Before moving to China in 2010, I had always been a model of good health. Not overweight. Perfect blood pressure. I drank beer and rarely met a pizza I didn’t fall for, but almost always balanced it out with exercise and more than enough sleep.
Something changed in Beijing. Exactly what, I still can’t put my finger on. Dishes here tend to be on the oily and salty side. The air, water and streets are dirty. That can’t help. And I work nights – 5 to 12 most evenings – whereas most of my jobs in the U.S. were day shifts.
Whatever the cause, my body’s changed. My blood pressure runs high, and because of that I feel anxious. I find it harder to relax, and I spend more time worrying about what could be wrong with me instead of thinking about what to cook for dinner or what to buy my girlfriend for her birthday.
To rule out any serious medical problems, my family doctor in the U.S. recommended I have a CT scan of my chest and stomach. He made the suggestion in October while I was in Kentucky visiting family.
I have health insurance through my employer in Beijing, but it doesn’t cover procedures performed outside China. The CT scan, even after a discount (my mom knows the doctor), was going to cost $7,000 in the U.S.
I opted to have it done in China, and last week I went to the Sino-Japanese Friendship Hospital for a stomach and chest CT scan. If you’ve never been to a Chinese hospital, you should know that they’re quite a bit different from Western hospitals.

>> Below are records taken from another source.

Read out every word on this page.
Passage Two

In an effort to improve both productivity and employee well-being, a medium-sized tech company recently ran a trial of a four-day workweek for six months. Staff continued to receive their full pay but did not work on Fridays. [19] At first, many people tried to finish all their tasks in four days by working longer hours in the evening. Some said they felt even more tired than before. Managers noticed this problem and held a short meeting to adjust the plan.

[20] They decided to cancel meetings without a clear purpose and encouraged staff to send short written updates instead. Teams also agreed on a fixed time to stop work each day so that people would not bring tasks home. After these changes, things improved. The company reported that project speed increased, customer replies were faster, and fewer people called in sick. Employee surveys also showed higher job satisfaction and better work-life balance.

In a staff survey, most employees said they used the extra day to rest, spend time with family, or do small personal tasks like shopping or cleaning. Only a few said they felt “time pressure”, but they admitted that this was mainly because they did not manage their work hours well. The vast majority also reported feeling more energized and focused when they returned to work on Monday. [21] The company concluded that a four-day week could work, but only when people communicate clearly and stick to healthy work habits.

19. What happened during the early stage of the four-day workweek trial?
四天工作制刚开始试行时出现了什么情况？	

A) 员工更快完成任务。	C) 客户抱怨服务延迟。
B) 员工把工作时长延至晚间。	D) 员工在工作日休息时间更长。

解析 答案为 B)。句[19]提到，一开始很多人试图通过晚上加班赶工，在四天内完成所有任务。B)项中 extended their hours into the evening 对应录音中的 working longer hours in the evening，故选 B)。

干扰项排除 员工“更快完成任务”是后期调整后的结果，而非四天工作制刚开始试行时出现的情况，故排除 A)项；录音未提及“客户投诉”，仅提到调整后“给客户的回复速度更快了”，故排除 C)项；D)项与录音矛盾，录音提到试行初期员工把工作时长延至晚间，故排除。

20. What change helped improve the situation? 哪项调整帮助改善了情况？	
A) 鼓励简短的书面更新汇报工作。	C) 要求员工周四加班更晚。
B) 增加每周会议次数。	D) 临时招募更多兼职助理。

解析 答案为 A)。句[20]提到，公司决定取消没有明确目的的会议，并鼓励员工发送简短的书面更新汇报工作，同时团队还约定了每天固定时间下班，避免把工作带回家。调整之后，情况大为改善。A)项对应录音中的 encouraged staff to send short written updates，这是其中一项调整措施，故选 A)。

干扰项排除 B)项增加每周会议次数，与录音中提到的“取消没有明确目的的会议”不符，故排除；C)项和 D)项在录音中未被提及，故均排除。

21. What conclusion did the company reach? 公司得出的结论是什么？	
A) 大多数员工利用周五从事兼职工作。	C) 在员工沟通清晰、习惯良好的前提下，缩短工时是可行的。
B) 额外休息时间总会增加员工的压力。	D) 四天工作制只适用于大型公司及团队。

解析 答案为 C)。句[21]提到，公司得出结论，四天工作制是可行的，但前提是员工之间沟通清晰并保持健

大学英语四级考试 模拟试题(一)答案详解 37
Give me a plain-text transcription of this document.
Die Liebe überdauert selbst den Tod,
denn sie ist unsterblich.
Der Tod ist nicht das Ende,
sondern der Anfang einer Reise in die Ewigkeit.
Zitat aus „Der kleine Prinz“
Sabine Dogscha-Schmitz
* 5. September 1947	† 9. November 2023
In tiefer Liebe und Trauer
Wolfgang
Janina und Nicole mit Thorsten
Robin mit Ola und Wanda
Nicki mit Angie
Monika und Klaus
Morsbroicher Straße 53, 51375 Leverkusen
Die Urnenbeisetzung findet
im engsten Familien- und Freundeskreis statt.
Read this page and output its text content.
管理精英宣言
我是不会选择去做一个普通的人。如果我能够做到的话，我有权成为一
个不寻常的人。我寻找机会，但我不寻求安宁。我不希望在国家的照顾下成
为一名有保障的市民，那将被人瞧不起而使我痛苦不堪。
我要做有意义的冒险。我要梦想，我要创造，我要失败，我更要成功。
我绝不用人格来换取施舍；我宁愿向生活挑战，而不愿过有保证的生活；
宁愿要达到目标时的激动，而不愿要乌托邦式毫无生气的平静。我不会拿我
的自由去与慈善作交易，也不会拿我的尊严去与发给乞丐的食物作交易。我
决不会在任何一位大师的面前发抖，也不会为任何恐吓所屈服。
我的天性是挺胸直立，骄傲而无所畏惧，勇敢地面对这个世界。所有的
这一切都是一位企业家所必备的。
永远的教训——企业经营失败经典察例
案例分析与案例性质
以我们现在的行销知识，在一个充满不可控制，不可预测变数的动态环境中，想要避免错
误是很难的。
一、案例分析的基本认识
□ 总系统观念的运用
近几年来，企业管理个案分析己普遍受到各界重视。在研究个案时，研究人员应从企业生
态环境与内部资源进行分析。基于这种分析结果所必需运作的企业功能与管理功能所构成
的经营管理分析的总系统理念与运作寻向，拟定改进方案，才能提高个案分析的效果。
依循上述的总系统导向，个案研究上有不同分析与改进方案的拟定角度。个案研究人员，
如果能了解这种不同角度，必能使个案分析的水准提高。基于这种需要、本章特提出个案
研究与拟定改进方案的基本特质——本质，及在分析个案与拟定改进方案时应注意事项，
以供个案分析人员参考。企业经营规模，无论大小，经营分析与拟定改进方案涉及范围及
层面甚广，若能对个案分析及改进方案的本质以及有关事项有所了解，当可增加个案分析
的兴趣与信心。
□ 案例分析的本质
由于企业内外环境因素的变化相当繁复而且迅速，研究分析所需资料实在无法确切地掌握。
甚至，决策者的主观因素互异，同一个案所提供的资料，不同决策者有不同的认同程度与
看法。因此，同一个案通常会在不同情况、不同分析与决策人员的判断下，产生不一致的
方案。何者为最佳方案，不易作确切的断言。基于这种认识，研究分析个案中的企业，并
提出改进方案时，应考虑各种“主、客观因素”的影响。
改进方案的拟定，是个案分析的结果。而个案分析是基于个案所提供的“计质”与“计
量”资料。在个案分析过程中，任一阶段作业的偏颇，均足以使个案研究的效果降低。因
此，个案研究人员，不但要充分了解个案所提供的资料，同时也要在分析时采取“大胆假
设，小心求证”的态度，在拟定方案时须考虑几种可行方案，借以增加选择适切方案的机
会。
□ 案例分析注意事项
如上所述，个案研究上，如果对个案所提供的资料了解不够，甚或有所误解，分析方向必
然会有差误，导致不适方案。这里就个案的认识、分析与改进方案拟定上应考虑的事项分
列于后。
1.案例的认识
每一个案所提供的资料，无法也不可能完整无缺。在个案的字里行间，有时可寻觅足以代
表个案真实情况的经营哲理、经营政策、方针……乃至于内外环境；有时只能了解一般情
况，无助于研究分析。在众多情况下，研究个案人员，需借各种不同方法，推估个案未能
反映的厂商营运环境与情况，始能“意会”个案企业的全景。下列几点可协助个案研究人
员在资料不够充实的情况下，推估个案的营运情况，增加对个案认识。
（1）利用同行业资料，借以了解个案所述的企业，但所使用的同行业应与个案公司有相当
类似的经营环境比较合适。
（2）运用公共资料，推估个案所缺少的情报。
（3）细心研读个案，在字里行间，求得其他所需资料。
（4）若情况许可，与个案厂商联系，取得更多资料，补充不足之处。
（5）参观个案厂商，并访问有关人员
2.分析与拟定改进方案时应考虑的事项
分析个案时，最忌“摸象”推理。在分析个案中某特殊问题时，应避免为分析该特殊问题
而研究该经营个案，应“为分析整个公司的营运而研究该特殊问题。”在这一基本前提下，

The Sino-Japanese Hospital has an international wing, but it’s international only in name. All of the doctors are Chinese, and their proficiency in English varies from poor to OK. Consultations and medical treatment are conducted only after you pay for them first. Just to speak with a doctor usually costs around 200 yuan ($32).
After I paid the 4,000 yuan for the CT scans (less than a tenth of what it would have cost in the U.S.), a nurse led me to a small room, where around 50 people were standing around doors marked CT 1, 2 and 3. They included a man on a stretcher slipping in and out of consciousness, an elderly woman having difficulty breathing and several men using canes to stand.
I expected those in good health to yield to the sick, but they instead used their mobility to fight for position. Whenever a door to one of the CT rooms would open, the person closest to it would dart inside and usually re-emerge a few seconds later, after he had been kicked out for cutting line.
The scan itself took only a few minutes. Afterward, as I waited to check out, a middle-aged woman asked me in Chinese if she could take my picture. For all she knew, I could have been a cancer patient with a few weeks to live. Still, I did what I always do when a Chinese person wants a photo of me and put on my best fake smile.
After taking two shots with her cell phone camera, the woman put her arm on my shoulder and asked a bystander to take our picture.
Now, China opened up to the world more than 30 years ago, but there are still times when the sight of a foreigner creates a stir. I’m used to it now – the staring, the whispering to other Chinese (“look, a foreigner!”), the requests for a picture.
As the cell phone clicked, I couldn’t help thinking I was at the Forbidden City or the Summer Palace.